Discussing the timeline between sales and marketing allows marketing to step in and assist with the deal. After all, you want to be as aggressive as possible with those deals that are close but need a little help.
It could be that sales need to reach out to particular leads more often to stay top-of-mind. Maybe this contact needs a nudge in the form of some more sales collateral. Perhaps there’s a sales cadence or email nurture they can be entered into to help with conversion. Or maybe they should be retargeting in your paid ad campaigns so they see your brand more often in their day-to-day lives.
At the end of the year, how many deals have you closed? How many deals fell through, and why?
Putting together closed-won and closed-lost data side-by-side can help you optimize your sales process by understanding which types of deals convert and which ones don’t. What is impacting your team’s sales performance?
For instance, maybe you find that one of your offerings is a harder sell than another. Does this mean you need to better educate prospects who are a fit for that offering through sales cadences, email nurture, blog content, and webinars? Or does it mean you should focus on the offerings that are more successful? To draw these conclusions, you need to look at your opportunities as a whole.
Other data to consider adding to your report (and please, remember to keep it simple and only include one additional element at a time if possible) includes industry, number of demand unit members included in opportunity, primary contact titles, and length of time it took to go from opportunity to close.

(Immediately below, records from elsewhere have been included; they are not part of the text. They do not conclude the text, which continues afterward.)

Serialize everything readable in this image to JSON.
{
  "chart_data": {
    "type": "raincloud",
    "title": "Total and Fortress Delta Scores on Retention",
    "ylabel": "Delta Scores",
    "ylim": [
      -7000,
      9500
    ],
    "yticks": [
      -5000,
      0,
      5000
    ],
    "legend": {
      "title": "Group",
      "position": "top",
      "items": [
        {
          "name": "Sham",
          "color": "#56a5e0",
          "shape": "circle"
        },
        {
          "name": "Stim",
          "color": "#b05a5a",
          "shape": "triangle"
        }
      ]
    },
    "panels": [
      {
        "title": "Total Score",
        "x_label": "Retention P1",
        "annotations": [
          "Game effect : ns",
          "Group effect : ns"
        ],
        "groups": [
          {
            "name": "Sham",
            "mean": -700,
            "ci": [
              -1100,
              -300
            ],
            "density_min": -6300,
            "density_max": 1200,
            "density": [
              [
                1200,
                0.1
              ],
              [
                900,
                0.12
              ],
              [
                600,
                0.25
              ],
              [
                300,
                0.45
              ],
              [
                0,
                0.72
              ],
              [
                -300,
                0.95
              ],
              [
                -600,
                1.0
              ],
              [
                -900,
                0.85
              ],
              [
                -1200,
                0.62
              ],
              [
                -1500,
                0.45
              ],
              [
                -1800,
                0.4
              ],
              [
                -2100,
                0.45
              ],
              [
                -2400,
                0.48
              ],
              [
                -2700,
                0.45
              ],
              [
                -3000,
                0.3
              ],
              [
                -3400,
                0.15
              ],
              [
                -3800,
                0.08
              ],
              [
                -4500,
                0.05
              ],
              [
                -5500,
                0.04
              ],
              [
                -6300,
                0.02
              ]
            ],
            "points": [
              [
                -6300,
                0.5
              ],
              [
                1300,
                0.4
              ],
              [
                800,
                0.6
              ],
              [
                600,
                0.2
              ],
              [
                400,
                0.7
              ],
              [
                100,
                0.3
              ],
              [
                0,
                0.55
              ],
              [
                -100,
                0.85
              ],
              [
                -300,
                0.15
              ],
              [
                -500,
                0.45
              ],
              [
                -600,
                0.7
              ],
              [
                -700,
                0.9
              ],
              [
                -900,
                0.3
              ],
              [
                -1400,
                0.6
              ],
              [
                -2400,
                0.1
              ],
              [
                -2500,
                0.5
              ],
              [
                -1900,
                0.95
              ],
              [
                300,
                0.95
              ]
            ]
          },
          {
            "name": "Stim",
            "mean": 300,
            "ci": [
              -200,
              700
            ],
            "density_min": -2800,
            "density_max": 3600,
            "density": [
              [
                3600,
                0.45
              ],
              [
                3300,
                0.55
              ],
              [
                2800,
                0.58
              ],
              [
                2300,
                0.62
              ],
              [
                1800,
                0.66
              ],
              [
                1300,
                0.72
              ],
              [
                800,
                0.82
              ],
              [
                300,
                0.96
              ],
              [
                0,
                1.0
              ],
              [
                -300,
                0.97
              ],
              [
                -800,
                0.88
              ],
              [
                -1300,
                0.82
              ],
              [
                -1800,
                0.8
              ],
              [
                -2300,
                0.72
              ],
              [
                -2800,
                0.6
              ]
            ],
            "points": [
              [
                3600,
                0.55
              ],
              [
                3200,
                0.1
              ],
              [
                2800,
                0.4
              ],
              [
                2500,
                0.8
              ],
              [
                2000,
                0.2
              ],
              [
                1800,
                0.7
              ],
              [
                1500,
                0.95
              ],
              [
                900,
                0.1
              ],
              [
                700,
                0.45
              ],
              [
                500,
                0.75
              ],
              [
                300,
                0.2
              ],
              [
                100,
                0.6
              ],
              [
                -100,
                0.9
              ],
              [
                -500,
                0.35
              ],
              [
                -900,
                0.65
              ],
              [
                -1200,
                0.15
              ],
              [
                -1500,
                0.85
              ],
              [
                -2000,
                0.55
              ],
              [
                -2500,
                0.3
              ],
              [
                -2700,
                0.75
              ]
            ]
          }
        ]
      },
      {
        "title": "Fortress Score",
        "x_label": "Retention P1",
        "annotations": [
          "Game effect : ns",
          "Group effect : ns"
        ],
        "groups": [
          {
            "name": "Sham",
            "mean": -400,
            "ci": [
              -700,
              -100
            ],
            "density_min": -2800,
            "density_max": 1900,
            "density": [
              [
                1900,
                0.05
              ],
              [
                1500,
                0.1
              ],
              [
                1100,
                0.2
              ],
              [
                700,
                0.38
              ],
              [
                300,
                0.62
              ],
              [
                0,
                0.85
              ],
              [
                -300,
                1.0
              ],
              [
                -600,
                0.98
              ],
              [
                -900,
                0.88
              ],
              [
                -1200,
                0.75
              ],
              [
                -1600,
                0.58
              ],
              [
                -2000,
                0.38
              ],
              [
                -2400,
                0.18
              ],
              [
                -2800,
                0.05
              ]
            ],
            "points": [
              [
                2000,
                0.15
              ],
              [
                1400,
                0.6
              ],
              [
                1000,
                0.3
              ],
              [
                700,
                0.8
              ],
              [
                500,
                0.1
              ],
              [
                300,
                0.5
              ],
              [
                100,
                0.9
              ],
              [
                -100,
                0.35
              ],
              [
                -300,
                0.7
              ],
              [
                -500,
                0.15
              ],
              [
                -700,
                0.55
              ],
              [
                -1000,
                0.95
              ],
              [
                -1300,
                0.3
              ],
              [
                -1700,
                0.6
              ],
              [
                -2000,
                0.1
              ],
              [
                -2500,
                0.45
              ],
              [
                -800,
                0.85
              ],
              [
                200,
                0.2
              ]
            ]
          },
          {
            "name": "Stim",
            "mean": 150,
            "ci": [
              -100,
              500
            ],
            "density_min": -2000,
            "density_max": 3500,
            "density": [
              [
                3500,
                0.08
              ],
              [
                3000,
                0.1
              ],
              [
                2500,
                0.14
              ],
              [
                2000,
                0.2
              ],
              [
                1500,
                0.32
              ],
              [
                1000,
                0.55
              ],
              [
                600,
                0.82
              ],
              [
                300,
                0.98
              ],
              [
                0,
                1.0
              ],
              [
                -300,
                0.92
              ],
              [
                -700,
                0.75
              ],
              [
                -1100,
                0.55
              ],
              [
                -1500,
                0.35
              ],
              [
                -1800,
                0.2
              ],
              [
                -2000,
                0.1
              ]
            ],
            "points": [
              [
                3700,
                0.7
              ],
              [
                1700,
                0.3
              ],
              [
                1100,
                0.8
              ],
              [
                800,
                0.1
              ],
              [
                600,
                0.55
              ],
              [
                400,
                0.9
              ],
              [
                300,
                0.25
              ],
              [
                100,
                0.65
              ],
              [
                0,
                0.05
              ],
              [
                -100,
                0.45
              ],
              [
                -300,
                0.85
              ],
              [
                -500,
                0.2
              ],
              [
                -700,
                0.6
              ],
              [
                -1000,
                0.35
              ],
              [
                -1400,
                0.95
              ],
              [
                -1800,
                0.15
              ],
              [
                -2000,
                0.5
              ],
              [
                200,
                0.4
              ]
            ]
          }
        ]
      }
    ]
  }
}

While we want to focus on opportunities in our sales pipeline reporting, bringing leads into the discussion means we can measure our efforts based on who we are attracting from the beginning. This is where reports based on lead source will come in handy. What lead source is creating the most opportunities? Track this from AQL to MQL to SQL for a clearer picture of your pipeline. This will give you a good idea of where to place campaign budget and what types of programs need a little more work.
A review of titles, industries, and company revenue compared with types of leads that become opportunities (and subsequently types of opportunities that become closed-won) will allow you to better refine your targeting. This exercise is also important for optimizing your buyer personas—or for creating them in the first place.
Your pipeline is going to be light on opportunities if the leads you’re bringing in don’t match the titles that are moving to closed-won.
If that is the case, what do you do? Review good conversations between prospects and sales reps. See what collateral those contacts are asking for and what language they’re using. What problem are they looking to solve? Speak to those issues first and foremost when bringing in leads so you have a better chance to convert them to opportunities later on.
One last thing
Just like every other facet of business, your sales pipeline reporting will evolve over time as your goals (and organization) change. And part of that evolution is driven through your existing pipeline reporting. Your goals will likely become more aggressive over time and you’ll need to adjust KPIs to stay inline with your new initiatives.
But you will always need to report on opportunities, timelines, leads, and closed deals. That needs to be a constant.
Regular sales pipeline reporting helps keep sales and marketing on the same page. It’s also a great reminder that we’re all working towards the same goal: driving opportunities that lead to revenue.